Objected over bars. You’re send is dismissed.
  • + 1
 It'll pound it's gravel and yell, order in the dirt! Razz
  • + 3
 Nope.....Michelin Wild Enduro's all the way. Fit em….all year round tire.
  • + 1
 Why would the Booster not get on anything other than a XC bike of yours when the Rock Razor is a ridiculously common trail bike rear tyre and the Booster looks to be just as aggressive.
  • + 3
 Shoutout to "Joe's No Flat's" for most uninspired company name of the decade.
  • + 2
 I think Dan's More Air is better.
  • + 1
 What the hell is the point of all the screws in the tyre!! Surely the point is the gunk closes the holes after a puncture so the screws should be removed showing the sealing ability???
  • + 2
 The Regolith looks almost identical to a Maxxis Forekaster...which is a good thing cause that tire rocks!.
  • + 3
 I could have used a tire like that last weekend.

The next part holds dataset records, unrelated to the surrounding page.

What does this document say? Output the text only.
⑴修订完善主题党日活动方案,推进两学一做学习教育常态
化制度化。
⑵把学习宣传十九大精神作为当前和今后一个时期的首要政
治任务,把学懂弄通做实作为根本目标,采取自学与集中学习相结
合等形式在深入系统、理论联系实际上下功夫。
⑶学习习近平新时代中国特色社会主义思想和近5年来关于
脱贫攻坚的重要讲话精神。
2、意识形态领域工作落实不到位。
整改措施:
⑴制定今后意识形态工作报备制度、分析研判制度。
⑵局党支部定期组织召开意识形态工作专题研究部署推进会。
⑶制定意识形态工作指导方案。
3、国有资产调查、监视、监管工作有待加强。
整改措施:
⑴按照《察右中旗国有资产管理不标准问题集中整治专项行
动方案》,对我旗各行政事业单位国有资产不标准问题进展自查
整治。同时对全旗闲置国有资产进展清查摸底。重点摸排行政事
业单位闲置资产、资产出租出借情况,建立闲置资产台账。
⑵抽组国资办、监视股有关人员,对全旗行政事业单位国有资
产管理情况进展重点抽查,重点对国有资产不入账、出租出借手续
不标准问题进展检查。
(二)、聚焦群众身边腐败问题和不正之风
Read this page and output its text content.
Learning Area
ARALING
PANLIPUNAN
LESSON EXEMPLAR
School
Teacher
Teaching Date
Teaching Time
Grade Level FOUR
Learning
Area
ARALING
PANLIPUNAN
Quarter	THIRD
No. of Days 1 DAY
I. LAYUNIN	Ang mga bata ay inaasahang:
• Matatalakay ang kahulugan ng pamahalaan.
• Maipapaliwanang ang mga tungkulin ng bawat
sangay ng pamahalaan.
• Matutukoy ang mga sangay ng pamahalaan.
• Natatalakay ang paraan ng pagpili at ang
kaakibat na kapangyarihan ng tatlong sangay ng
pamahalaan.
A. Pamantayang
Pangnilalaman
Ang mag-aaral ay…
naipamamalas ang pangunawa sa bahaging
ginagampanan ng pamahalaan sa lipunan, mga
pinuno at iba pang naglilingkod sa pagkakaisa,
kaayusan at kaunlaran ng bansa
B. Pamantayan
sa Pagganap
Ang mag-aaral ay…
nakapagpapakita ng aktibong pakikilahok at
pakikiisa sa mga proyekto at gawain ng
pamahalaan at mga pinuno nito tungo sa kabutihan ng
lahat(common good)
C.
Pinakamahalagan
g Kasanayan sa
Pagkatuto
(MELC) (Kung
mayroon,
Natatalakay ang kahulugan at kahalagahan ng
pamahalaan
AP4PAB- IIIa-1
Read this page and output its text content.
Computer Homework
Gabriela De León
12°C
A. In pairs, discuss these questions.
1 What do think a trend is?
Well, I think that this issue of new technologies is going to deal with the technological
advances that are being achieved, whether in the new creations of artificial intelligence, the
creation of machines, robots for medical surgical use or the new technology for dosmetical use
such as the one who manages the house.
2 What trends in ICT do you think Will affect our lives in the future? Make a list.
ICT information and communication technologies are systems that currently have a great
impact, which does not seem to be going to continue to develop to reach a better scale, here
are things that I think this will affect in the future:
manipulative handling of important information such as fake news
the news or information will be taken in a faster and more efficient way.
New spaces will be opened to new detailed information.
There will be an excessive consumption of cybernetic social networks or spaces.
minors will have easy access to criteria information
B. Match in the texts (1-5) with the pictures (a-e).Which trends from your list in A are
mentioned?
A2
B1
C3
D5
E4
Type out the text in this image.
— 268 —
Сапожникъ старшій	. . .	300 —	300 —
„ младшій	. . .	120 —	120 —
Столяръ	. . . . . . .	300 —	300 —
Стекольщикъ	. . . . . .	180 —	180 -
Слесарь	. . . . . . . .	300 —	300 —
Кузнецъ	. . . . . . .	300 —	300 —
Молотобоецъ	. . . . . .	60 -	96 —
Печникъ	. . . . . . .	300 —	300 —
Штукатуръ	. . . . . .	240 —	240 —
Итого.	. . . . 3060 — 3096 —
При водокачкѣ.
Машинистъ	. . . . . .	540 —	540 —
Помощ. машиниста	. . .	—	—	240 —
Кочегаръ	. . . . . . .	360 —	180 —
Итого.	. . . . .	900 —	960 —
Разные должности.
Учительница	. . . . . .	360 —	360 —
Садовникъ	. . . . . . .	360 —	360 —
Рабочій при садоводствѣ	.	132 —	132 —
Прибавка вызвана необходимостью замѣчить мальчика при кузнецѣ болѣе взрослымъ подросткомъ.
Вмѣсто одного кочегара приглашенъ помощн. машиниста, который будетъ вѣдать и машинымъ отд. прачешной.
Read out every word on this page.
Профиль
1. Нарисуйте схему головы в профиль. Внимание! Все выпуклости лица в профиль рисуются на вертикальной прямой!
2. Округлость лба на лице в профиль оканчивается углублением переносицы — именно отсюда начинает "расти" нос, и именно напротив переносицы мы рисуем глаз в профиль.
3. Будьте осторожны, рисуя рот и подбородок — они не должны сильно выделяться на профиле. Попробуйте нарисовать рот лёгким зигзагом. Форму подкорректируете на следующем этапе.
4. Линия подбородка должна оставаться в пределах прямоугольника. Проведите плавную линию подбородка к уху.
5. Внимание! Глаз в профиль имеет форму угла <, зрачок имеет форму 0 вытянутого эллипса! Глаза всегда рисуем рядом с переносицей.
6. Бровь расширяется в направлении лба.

Lost the front on said regolith and pitched it in hard. My right side looks like a raspberry farm. Not thrilled with the High Roller's absolute zero feedback prior to loosing traction. I'll be giving this one a go!
  • + 1
 booster (rekon) regolith (forekaster)
  • + 1
 Hutchinson Skeleton - Maxxis Aspen copy
  • + 1
 WTB Judge: basically a Maxxis DHR2 3C Double Down knock off
  • + 1
 I'm really excited to try the judge!!! Well done WTB... well done!
  • + 0
 Kenda Booster = Vittoria Morsa
  • + 0
 Maxxis?
  • + 2
 Something EXO+. Something Silkshield. Something 2.6" I'd imagine.
  • + 3
 @GTscoob: That fits like a 2.3 on the rim not doubt.
  • - 2
 Woh Yeah, Dat Tyre Looks Punk Dude.